Four years later, Kazaras once again comes face to face with this production – this time in the director’s chair.
Kazaras, who has recently directed La Bohème at both Washington National Opera and Dallas Opera, knows the piece well. However, LA Opera’s production, originally conceived by film director Herbert Ross in 1993, presents its own set of challenges. “It’s like being given a legal brief that you have to study thoroughly so that you can really understand the facts,” says Kazaras, alluding to his earlier profession as a lawyer. This is because Kazaras has inherited some key elements of the production (ie. set, props and costumes) Ross. Kazaras’s challenge is working with Ross’s gigantic and impressive set, while still adding his own directorial stamp on the show.
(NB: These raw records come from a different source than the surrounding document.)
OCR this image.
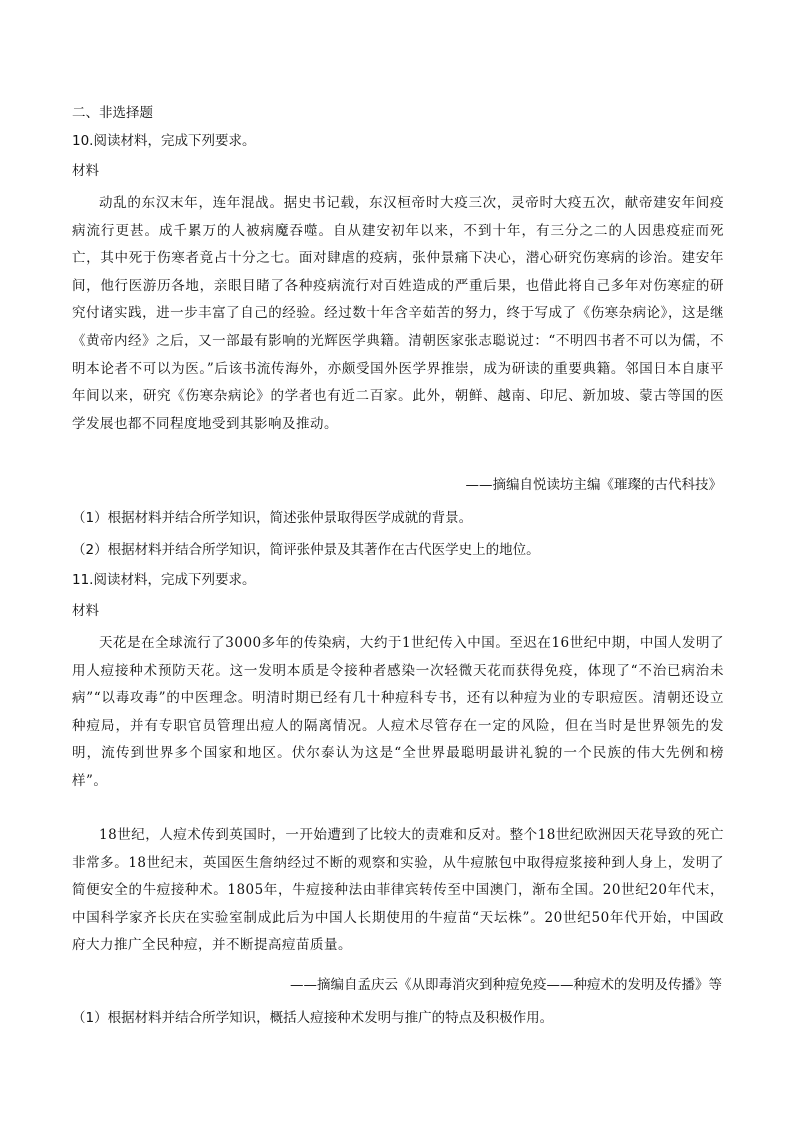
二、非选择题
10.阅读材料，完成下列要求。
材料
动乱的东汉末年，连年混战。据史书记载，东汉桓帝时大疫三次，灵帝时大疫五次，献帝建安年间疫病流行更甚。成千累万的人被病魔吞噬。自从建安初年以来，不到十年，有三分之二的人因患疫症而死亡，其中死于伤寒者竟占十分之七。面对肆虐的疫病，张仲景痛下决心，潜心研究伤寒病的诊治。建安年间，他行医游历各地，亲眼目睹了各种疫病流行对百姓造成的严重后果，也借此将自己多年对伤寒症的研究付诸实践，进一步丰富了自己的经验。经过数十年含辛茹苦的努力，终于写成了《伤寒杂病论》，这是继《黄帝内经》之后，又一部最有影响的光辉医学典籍。清朝医家张志聪说过：“不明四书者不可以为儒，不明本论者不可以为医。”后该书流传海外，亦颇受国外医学界推崇，成为研读的重要典籍。邻国日本自康平年间以来，研究《伤寒杂病论》的学者也有近二百家。此外，朝鲜、越南、印尼、新加坡、蒙古等国的医学发展也都不同程度地受到其影响及推动。
——摘编自悦读坊主编《璀璨的古代科技》
（1）根据材料并结合所学知识，简述张仲景取得医学成就的背景。
（2）根据材料并结合所学知识，简评张仲景及其著作在古代医学史上的地位。
11.阅读材料，完成下列要求。
材料
天花是在全球流行了3000多年的传染病，大约于1世纪传入中国。至迟在16世纪中期，中国人发明了用人痘接种术预防天花。这一发明本质是令接种者感染一次轻微天花而获得免疫，体现了“不治已病治未病”“以毒攻毒”的中医理念。明清时期已经有几十种痘科专书，还有以种痘为业的专职痘医。清朝还设立种痘局，并有专职官员管理出痘人的隔离情况。人痘术尽管存在一定的风险，但在当时是世界领先的发明，流传到世界多个国家和地区。伏尔泰认为这是“全世界最聪明最讲礼貌的一个民族的伟大先例和榜样”。
18世纪，人痘术传到英国时，一开始遭到了比较大的责难和反对。整个18世纪欧洲因天花导致的死亡非常多。18世纪末，英国医生詹纳经过不断的观察和实验，从牛痘脓包中取得痘浆接种到人身上，发明了简便安全的牛痘接种术。1805年，牛痘接种法由菲律宾转传至中国澳门，渐布全国。20世纪20年代末，中国科学家齐长庆在实验室制成此后为中国人长期使用的牛痘苗“天坛株”。20世纪50年代开始，中国政府大力推广全民种痘，并不断提高痘苗质量。
——摘编自孟庆云《从即毒消灾到种痘免疫——种痘术的发明及传播》等
（1）根据材料并结合所学知识，概括人痘接种术发明与推广的特点及积极作用。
Many of his choices will be made long before the first rehearsal. For example, Kazaras must determine how he is going to use the set in Act I (including a general idea of where the performers will stand and move), what the lighting will be for the act, and how both of these choices illustrate the story’s larger themes. In this act, which takes place inside the artists’ garret and on the surrounding rooftops, Kazaras wants to showcase the characters’ poverty. This is in stark contrast with Act II, when the characters are eating and drinking at a busy outdoor café. These two acts illustrate the different worlds that the characters straddle. The world of Act I showcases the poverty of a struggling artist existence. Act II is the point at which the struggling artists meet wealthier characters. It’s the world of the bourgeoisie. Kazaras’s directorial choices serve this distinction, while supporting Puccini’s romantic and luscious score.
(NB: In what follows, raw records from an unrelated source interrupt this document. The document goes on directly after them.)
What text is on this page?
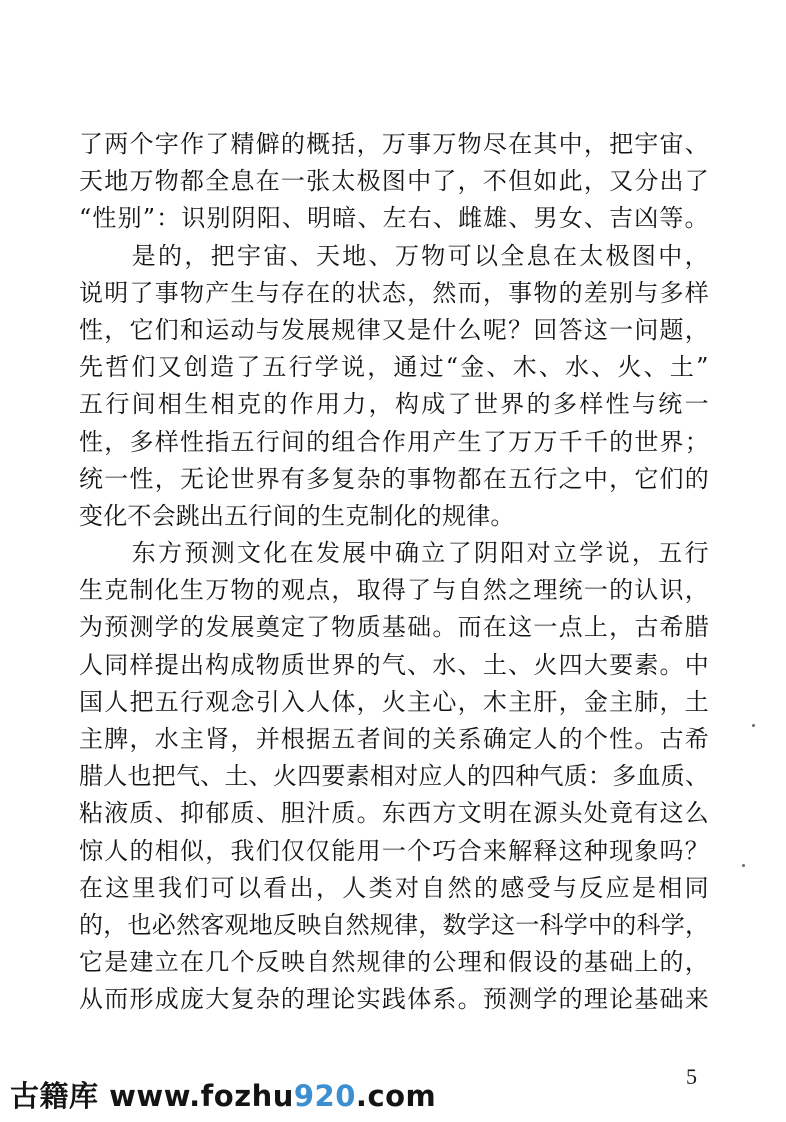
了两个字作了精僻的概括，万事万物尽在其中，把宇宙、
天地万物都全息在一张太极图中了，不但如此，又分出了
“性别”：识别阴阳、明暗、左右、雌雄、男女、吉凶等。
　　是的，把宇宙、天地、万物可以全息在太极图中，
说明了事物产生与存在的状态，然而，事物的差别与多样
性，它们和运动与发展规律又是什么呢？回答这一问题，
先哲们又创造了五行学说，通过“金、木、水、火、土”
五行间相生相克的作用力，构成了世界的多样性与统一
性，多样性指五行间的组合作用产生了万万千千的世界；
统一性，无论世界有多复杂的事物都在五行之中，它们的
变化不会跳出五行间的生克制化的规律。
　　东方预测文化在发展中确立了阴阳对立学说，五行
生克制化生万物的观点，取得了与自然之理统一的认识，
为预测学的发展奠定了物质基础。而在这一点上，古希腊
人同样提出构成物质世界的气、水、土、火四大要素。中
国人把五行观念引入人体，火主心，木主肝，金主肺，土
主脾，水主肾，并根据五者间的关系确定人的个性。古希
腊人也把气、土、火四要素相对应人的四种气质：多血质、
粘液质、抑郁质、胆汁质。东西方文明在源头处竟有这么
惊人的相似，我们仅仅能用一个巧合来解释这种现象吗？
在这里我们可以看出，人类对自然的感受与反应是相同
的，也必然客观地反映自然规律，数学这一科学中的科学，
它是建立在几个反映自然规律的公理和假设的基础上的，
从而形成庞大复杂的理论实践体系。预测学的理论基础来
5
古籍库 www.fozhu920.com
Once Kazaras has made all the directorial choices that can be made before the start of rehearsals, it’s time to begin working with the performers. When it comes to performance, character specificity is key. “My goal is to make sure that everyone has their eye on their own internal bouncing ball all the time, understanding that they have an extremely difficult job of singing, but also knowing that they can both sing and act,” says Kazaras. He went back to the Henri Murger novel (Scènes de la vie de bohème) that inspired the Puccini opera, and he discovered some interesting character details. For instance, in Act II, Mimi sees a gorgeous coral necklace for sale; Rodolfo tells her that once his rich uncle perishes, he will be able to buy her many coral necklaces. This is a small detail in the opera, but upon reading the novel, Kazaras was pleased to learn that Rodolfo really does have a rich uncle. A singer who is aware of that detail will play the line differently than a singer who believes Rodolfo is merely dreaming of the riches he might have one day.
While audiences might think there are no surprises in La Bohème – after all, it’s one of the most frequently performed operas – Kazaras disagrees. He works hard to make each La Bohème he directs fresh and relevant. But, La Bohème has truly stood the test of time. When asked why, Kazaras answers that “it’s a work of art and there’s stuff in the opera that’s really potent and relevant. It’s about love. It’s about sexual attraction. It’s about fate. It stays relevant, because no matter how old human beings are when they fall in love, or when they feel attracted to somebody, or when they fall in lust, they can believe all sorts of things are possible that can never be possible. The capacity for romantic fantasy is always with us, which in its way is kind of great.” It also makes the opera incredibly relatable to Kazaras, to cast members, to audience members, and even to the students whom Kazaras brought to that dress rehearsal years ago, who have probably met their own versions of Mimi and Rodolfo at some LA nightclub.